Data lineage tracking is the process of actively tracing your data’s journey from one point to another point within your data landscape.
In order to track data lineage, your data systems need to leave trail markers that can be read by a data lineage tracking tool. Once that is in order, you must have a data lineage tracking tool that can read those markers and understand what that means in terms of the data’s progress and process. Good data lineage tracking tools will have clear, visual ways to convey this lineage information to users.
Different methods for how to track data lineage
Tracking data lineage is like being a law enforcement officer trying to track a suspect as he travels. There are multiple ways one could stay on a suspect’s tail:
Overhear the suspect’s travel plans:
If you eavesdrop on your suspect’s device and see him use Waze to plot a course from Manhattan (where he is now) to Philadelphia, then order an Uber to Philadephia, you have a pretty good idea of where he is going. Similarly, data lineage tracking tools can use query history and ETL scripts to see what travel instructions are guiding a data asset’s course.

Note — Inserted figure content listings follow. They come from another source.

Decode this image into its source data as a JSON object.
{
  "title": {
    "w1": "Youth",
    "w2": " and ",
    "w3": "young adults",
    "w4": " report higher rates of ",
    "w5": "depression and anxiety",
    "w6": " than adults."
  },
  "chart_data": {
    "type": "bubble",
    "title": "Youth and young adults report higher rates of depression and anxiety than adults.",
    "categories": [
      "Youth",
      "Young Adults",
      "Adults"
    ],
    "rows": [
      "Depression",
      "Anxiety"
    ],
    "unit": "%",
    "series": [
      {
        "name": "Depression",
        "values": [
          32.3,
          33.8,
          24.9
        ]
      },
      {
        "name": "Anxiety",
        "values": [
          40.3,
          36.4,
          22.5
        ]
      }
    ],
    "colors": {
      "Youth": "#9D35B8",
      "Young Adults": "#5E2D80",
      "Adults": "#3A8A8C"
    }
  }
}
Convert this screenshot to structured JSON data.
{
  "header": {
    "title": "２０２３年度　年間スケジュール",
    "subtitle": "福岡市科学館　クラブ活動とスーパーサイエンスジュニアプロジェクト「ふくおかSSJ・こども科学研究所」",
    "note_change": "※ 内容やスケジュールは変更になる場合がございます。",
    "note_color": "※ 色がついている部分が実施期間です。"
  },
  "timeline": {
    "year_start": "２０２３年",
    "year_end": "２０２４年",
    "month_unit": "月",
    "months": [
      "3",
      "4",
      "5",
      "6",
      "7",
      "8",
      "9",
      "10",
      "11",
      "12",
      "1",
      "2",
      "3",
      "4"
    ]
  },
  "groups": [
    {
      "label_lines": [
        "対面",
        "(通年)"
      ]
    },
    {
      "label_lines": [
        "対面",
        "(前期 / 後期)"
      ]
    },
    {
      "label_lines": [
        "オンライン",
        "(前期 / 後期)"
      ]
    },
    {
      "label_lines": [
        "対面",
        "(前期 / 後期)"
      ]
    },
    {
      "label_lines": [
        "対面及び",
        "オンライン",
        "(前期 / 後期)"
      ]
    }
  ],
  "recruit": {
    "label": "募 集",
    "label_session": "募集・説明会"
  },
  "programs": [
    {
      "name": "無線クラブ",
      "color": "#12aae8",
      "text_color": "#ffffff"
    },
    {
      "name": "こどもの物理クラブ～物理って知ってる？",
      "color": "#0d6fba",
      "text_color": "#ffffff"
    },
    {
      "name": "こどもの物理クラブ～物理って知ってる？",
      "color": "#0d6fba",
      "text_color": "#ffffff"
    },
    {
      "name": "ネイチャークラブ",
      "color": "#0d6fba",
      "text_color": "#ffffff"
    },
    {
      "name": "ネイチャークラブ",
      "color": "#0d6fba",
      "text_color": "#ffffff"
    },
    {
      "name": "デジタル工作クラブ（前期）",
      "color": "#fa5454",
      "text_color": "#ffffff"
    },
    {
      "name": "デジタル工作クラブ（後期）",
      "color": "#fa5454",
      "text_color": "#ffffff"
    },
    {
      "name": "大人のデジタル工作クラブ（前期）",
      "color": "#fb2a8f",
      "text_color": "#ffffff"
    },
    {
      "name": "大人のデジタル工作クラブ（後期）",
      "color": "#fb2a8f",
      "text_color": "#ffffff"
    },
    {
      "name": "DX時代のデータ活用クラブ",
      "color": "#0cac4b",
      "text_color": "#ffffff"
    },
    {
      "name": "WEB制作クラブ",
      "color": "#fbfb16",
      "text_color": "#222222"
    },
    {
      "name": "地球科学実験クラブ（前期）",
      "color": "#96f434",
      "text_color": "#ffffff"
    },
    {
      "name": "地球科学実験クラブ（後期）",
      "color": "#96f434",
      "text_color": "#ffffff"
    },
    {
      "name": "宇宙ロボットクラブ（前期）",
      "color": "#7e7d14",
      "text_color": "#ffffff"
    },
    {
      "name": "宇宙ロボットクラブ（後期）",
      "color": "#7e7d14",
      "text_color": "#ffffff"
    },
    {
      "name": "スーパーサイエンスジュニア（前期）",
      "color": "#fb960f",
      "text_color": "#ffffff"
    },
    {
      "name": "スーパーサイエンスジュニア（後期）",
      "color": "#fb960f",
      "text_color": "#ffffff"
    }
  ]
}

Keep tabs on the suspect’s means of transport:
If you get your hand on a report or receipt issued by the Uber driver, noting his Manhattan pickup and subsequent transport to an address in Philadelphia, you’ll be able to know exactly where your suspect ended up after that ride. Similarly, data lineage tracking tools can use Kafka events emitted by source systems to know how the data was processed by that system and to where it was sent.
Put a GPS or RFID tag on the suspect that will note and record any changes in location:
It’s a little trickier and more hands-on to place some type of tracking tag on your suspect’s person. But if you can manage it, the tag will send back excellent, direct tracking information as long as it stays on the suspect. Similarly, some data lineage tracking tools use version-control systems to create lineage of data objects. Any change on an object is registered and stored, building a comprehensive, immutable audit trail for tracking what happened to the data.

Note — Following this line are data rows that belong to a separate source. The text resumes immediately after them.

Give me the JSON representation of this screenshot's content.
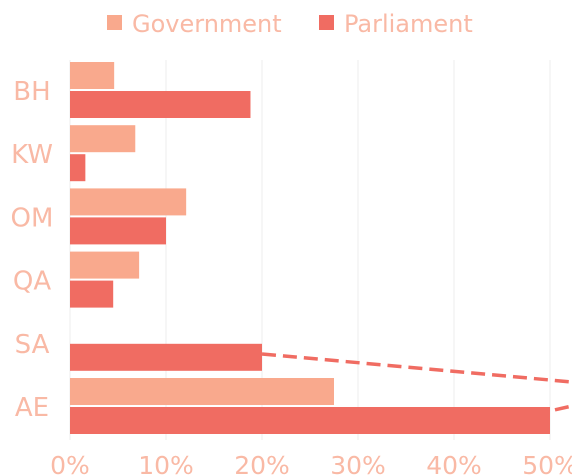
{
  "chart_data": {
    "type": "bar",
    "orientation": "horizontal",
    "categories": [
      "BH",
      "KW",
      "OM",
      "QA",
      "SA",
      "AE"
    ],
    "series": [
      {
        "name": "Government",
        "color": "#F9A98D",
        "values": [
          4.6,
          6.8,
          12.1,
          7.2,
          0,
          27.5
        ]
      },
      {
        "name": "Parliament",
        "color": "#F06C62",
        "values": [
          18.8,
          1.6,
          10.0,
          4.5,
          20.0,
          50.0
        ]
      }
    ],
    "xlim": [
      0,
      52.5
    ],
    "x_ticks": [
      "0%",
      "10%",
      "20%",
      "30%",
      "40%",
      "50%"
    ],
    "x_tick_values": [
      0,
      10,
      20,
      30,
      40,
      50
    ],
    "grid": "vertical",
    "legend_position": "top",
    "title": "",
    "xlabel": "",
    "ylabel": "",
    "label_color": "#F9B9A5",
    "grid_color": "#EDEDED",
    "dash_color": "#F06C62"
  }
}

Key qualities for data lineage tracking tools
The most important quality for a data lineage tracking tool is that it integrates the other components of your data stack, such as ETL, storage, analysis and reporting. If a data lineage tool cannot integrate with a component of the stack, that piece will remain a black box for the purposes of data lineage tracking, considerably lowering your data visibility.
Another key quality is the user-friendliness of the data lineage tracking tool and its user interface. Easy-to-understand visualizations are essential for non-technical users, but even technical users can benefit from clarity and ease of use, enabling them to accomplish more, faster.